Division of Supervision and Consumer Protection's Regional Office Structure – Footnotes
September 28, 2004
Audit Report No. 04-040
Footnote 1: The two area offices each report to a regional office; however, each office has maintained most of the functional responsibilities of a regional office.
Footnote 2: The FDIC is the primary federal regulator for state-chartered banks that are not members of the Federal Reserve System. The Office of the Comptroller of the Currency (OCC) is the primary federal regulator for all national banks. The Board of Governors of the Federal Reserve System (FRB) is the primary federal regulator for state-chartered banks that are members of the Federal Reserve System. The Office of Thrift Supervision (OTS) is the primary federal regulator for federal and state-chartered savings associations. Under the Federal Deposit Insurance Act, the FDIC may perform special examinations of any insured depository institution when deemed necessary for insurance purposes.
Footnote 3: Banks are required to submit applications to their primary federal regulator for certain activities that include, among other things, opening or relocating branch offices, changing control of the bank, and merging with or acquiring another financial institution.
Footnote 4: A community bank is a small local bank that serves the needs of one community or a series of communities in a close geographic area. Typically, these banks have assets totaling under $1 billion.
Footnote 5: Bank Secrecy Act, Title II, Reports of Currency and Foreign Transactions, requires a financial institution to file a Currency Transaction Report with the Internal Revenue Service for each cash transaction over $10,000 or multiple cash transactions by an individual in 1 business day, aggregating over $10,000.

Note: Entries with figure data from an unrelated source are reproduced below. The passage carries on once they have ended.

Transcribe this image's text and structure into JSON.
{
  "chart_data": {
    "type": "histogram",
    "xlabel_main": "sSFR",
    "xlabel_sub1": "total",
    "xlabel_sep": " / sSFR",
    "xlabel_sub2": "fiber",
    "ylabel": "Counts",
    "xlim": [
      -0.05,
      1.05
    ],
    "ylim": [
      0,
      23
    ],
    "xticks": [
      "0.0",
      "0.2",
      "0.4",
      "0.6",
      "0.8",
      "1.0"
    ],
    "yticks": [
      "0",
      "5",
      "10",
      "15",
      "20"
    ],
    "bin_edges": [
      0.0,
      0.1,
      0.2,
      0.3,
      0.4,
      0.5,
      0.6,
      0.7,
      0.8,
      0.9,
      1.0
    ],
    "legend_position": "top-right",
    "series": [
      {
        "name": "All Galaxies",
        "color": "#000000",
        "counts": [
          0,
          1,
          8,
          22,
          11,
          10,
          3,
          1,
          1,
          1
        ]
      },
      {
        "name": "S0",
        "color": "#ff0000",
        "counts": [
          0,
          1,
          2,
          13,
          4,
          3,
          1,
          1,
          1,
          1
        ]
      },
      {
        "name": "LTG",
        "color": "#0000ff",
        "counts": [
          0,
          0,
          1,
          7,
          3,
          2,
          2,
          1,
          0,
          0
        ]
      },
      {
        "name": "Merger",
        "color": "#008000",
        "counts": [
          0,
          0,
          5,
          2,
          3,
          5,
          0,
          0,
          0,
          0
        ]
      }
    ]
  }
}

Footnote 6: The Resolution Trust Corporation, or RTC, was a federal agency created by the Financial Institutions Reform, Recovery, and Enforcement Act of 1989 (FIRREA) to oversee the liquidation of assets of insolvent savings and loan associations.
Footnote 7: As of the date of this report, four FDIC-insured banks had failed in 2004.
Footnote 8: The FDIC defines a problem financial institution as any insured institution that has been assigned a composite rating of "4" or "5" under the Uniform Financial Institution Rating System by its primary federal regulator or by the FDIC if it disagrees with the primary federal regulator's rating.
Footnote 9: FDIC Outlook, fall 2003 edition, Chicago Regional Perspectives, Improved Security is Vital as Information Technology Grows More Complex. FDIC Outlook is published quarterly by the FDIC's Division of Insurance and Research as an information resource on banking and economic issues for insured financial institutions and financial institution regulators.
Footnote 10: Office of Inspector General, Audit Report No. 04-022, FDIC's Information Technology Examination Program, June 15, 2004.
Footnote 11: Office of Inspector General, Audit Report No. 03-037, The FDIC's Implementation of the USA PATRIOT Act, September 5, 2003.
Footnote 12: Division of Supervision Memorandum, Transmittal Number 2002-017, March 27, 2002.
Footnote 13: The FDIC dedicated eight examiners to the largest insured depository institutions in September 2002. The examiners work closely with the resident examination staff of primary supervisors and the institutions' personnel. They have access to information about the risk and trends in these institutions.
Footnote 14: Division of Supervision and Consumer Protection, Memorandum System, Transmittal No. 04-013, Relationship Manager Pilot Program, April 2, 2004.
Footnote 15: Call Reports are sworn statements of a bank's financial condition that are submitted to supervisory agencies quarterly in accordance with federal regulatory requirements. Call Reports consist of a balance sheet and income statement and provide detailed analyses of balances and related activity.
Footnote 16: Financial institution regulators use the Uniform Financial Institutions Rating System to evaluate a bank's performance. Six areas of performance are evaluated and given a numerical rating of "1" through "5," with "1" representing the least degree of concern and "5" the greatest degree of concern. The six performance areas identified by the CAMELS acronym are: Capital adequacy, Asset quality, Management practices, Earnings performance, Liquidity position, and Sensitivity to market risk.